Все ведь так удачно начиналось…  Разведчики под покровом безлунной ночи на лодках перебрались на берег противника. Возглавляемая Николаем ударная группа проявила свою храбрость и преданность делу, в результате слаженных действий отогнали «белофиннов», прорвав оборону, и приступили к выполнению поставленной задачи. А дальше завязалось… Как в том самом страшном сне, когда картинки прокручиваются одна за другой, а ты не успеваешь ничего предпринять… Командир взвода понятия не имел кто куда бежит, откуда по ним палят. Видел силуэты отступающих из других разведгрупп, немедленно обеспечил им прикрытие. А они?! Они, не приняв боевого порядка, ушли и оставили их взвод без средств переправы! Понятно не преднамеренно, в беспорядке. Но все же…

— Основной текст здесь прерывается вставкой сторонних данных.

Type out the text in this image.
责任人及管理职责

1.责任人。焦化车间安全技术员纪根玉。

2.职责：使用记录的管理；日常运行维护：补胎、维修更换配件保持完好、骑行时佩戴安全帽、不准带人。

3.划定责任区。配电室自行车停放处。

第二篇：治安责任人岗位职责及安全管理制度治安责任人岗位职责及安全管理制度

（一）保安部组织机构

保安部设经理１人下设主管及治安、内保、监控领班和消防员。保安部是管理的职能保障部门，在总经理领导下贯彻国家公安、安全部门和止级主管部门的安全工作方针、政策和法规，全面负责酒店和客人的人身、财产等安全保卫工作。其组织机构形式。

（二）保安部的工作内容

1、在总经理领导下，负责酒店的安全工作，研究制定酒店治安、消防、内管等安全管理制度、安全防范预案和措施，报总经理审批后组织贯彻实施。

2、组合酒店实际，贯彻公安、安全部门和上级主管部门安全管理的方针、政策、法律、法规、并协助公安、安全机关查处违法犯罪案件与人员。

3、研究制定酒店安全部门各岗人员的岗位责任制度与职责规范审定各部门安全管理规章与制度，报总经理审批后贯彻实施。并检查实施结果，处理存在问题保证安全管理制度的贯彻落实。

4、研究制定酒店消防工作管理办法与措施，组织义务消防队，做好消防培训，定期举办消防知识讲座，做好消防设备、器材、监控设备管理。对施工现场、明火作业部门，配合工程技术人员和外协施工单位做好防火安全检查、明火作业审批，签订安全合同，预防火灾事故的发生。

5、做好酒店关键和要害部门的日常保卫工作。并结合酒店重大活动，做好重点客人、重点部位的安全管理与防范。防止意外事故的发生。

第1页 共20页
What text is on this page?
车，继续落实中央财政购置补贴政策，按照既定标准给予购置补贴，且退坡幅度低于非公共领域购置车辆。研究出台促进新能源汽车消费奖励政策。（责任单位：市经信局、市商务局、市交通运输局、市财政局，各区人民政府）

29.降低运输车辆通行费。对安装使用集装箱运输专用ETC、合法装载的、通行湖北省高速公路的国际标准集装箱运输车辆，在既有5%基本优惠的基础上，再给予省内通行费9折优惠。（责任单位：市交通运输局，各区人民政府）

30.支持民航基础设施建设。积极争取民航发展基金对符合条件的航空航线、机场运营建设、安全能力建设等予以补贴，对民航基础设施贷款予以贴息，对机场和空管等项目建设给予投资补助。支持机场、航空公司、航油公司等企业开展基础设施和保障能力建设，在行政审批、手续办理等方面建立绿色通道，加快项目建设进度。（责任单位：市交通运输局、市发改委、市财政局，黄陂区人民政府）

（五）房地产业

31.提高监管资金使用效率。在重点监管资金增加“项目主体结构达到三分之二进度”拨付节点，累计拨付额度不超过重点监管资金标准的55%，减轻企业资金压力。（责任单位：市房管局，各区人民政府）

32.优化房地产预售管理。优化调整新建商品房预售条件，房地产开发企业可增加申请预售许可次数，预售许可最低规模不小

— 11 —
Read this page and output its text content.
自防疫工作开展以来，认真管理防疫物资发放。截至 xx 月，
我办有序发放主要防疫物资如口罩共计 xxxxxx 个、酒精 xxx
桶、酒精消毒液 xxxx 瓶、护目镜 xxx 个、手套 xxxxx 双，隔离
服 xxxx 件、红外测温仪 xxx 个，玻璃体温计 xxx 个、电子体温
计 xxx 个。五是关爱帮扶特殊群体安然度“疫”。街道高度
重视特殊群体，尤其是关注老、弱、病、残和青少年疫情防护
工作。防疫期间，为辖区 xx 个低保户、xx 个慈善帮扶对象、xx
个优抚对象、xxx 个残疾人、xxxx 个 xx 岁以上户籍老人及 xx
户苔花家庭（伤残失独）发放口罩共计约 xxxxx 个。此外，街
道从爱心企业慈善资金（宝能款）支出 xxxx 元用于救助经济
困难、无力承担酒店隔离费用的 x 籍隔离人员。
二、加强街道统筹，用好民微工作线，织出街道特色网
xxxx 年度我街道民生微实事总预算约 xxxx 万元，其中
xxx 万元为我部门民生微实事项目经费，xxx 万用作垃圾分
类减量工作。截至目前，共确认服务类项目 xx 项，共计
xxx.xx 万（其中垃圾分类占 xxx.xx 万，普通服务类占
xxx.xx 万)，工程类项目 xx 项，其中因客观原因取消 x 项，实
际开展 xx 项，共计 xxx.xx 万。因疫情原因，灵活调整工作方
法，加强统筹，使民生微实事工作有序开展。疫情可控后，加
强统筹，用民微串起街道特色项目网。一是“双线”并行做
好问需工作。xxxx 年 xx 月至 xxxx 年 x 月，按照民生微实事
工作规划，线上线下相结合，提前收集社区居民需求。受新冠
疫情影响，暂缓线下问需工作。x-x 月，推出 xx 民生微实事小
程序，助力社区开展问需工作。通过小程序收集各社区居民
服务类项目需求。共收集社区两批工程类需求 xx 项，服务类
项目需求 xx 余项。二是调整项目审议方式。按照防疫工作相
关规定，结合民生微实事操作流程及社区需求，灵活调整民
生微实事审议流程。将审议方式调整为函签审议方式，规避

Взявшееся невесть откуда пополнение противника редело под ожесточенным сопротивлением горстки отчаявшихся воинов, залегших среди невысоких деревьев. «Лица фашистов? Нет он их не помнил. Много промелькнуло за первые месяцы войны. А вот ужас в глазах, когда стреляешь в упор, врезался в память, от чего пришлось заречься: особо не приглядываться выше туловища. Вот и в этот раз пока удавалось не различать в кого стреляешь».
Новый протяжный стон раздался и стих.
– Держитесь, ребятки! – шепнул Николай, не надеясь быть услышанным.
Проклятый узел никак не хотел затягиваться. И он далеко не конечный.
– Командир, у меня патроны на исходе! – долетело по холодному влажному ветру с вершины крутой насыпи.
Правда или послышалось?
Краем глаза Николай заметил, как в отчаянии приподнялся на локтях один из раненых. «Погибать никто не хотел. К тому же бесславно на своей родной земле, оккупированной союзниками фашистов. В его взводе на четвертый десяток только один он и перевалил. Жить бы товарищам да радоваться». Пустив в ход свои зубы, командир с остервенением затягивал один из последних узлов. Нестерпимо ныла рана на плече, однако течение струек крови уже не ощущалось так отчетливо, как прежде. «Какое там! Нет у него права обращать внимание на царапины!»
– Суворов, ко мне! Пособи плот спустить, да держи его хорошенько.
«Вот дал же бог такую славную фамилию. Страшно, поди, осрамиться? Хотя, парень боевой, молодцом держится, сдюжить должен, не посрамит».
– Командир, плот хиленький. Выдержит ли всех нас?
– Выдержит. Не сомневайся. Волн нет, нам бы только отсюдова отчалить, дальше и по берегу волоком можно. А там точно встретят и помогут.
Молодой разведчик сперва неуверенно посмотрел на сомнительное плав средство, взбодрился и ухватился за крайний ствол с налипшей серой грязью.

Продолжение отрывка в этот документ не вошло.